Narrative ± Theology

January 14

In a recent post at Organic Jesus, I wrote that I often find myself writing in the oppositional language protest and frustration. I do not mean to do so. Such writing merely reflects my utter lack of creativity and inability to navigate icy waters with care. I hope in time that God will grant me the peace and soundness of mind to move to a more productive place.

I’m currently reading Scot McKnight’s lecture “What is Emerging” delivered at Westminister Theological Seminary a few months ago. With great wit, fine analogies, and beautiful words, Dr. McKnight brings two Christian movements - evangelical and emerging - into conversation with one another (I use the word conversation deliberately).

My recent posts concerning Genesis 1 as a site of tug-of-war between the exegetes and storytellers can be read as the wordy result of the turmoil I experience when someone place their copy of Systematic Theology (any of ‘em) on a pedestal and says “end of discussion.” On page 24, McKnight writes:

“The emerging movement is suspicious of systematic theology.
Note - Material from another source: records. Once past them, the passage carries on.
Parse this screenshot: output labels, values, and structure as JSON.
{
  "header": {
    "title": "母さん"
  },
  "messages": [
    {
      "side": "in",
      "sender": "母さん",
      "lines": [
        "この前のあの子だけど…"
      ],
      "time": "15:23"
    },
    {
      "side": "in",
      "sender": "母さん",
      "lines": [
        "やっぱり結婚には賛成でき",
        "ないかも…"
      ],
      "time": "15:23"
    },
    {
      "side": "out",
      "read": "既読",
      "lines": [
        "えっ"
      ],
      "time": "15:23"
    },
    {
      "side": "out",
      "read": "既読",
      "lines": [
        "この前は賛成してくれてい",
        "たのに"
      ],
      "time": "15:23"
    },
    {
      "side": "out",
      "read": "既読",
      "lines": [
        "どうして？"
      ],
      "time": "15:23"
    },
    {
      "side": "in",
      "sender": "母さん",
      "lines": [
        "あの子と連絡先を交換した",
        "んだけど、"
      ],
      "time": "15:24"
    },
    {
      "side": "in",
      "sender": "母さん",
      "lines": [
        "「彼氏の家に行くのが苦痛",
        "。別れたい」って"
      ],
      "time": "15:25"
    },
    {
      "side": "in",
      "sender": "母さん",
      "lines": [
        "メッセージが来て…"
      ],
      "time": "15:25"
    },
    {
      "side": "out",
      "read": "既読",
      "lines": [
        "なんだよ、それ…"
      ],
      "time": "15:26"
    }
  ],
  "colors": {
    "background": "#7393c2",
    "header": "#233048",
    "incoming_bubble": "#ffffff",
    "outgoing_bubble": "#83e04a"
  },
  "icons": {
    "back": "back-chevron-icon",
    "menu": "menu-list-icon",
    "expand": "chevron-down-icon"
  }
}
Why? Not because we don’t read such folks, but because (1) the diversity of theologies alarms us, (2) no genuine consensus has been achieved, and most importantly, because (3) God didn’t reveal a systematic theology but a Storied narrative and (4) no language is capable of capturing the Absolute Truth who alone is God. Frankly, the emerging movement loves ideas and theology; sometimes we sit down with its leaders and its participants and you’ll find that they love theology - they just don’t ‘have’ a [single, unified] theology and they don’t ’subscribe to’ a theology or ‘confess’ a theology. They believe the Great Traditions offer us ways of telling the truth about God’s redemption in Christ, but they don’t believe any one theology gets it absolutely right.”

When I speak highly of interpreting biblical narrative as an authoritative source for Christian thought and practice, there’s often a false dichotomy lurking quietly below the surface - it’s a question of “Genesis vs. Pauline epistles,” “story vs. narrative,” etc. That need not (and should not) be the case.

The moment we cease speaking to each other and excluding interpretive possibilities due to emotive reactions rather than calm, reasoned engagement in conversation with one another, we have failed to fulfill God’s dream for His church today.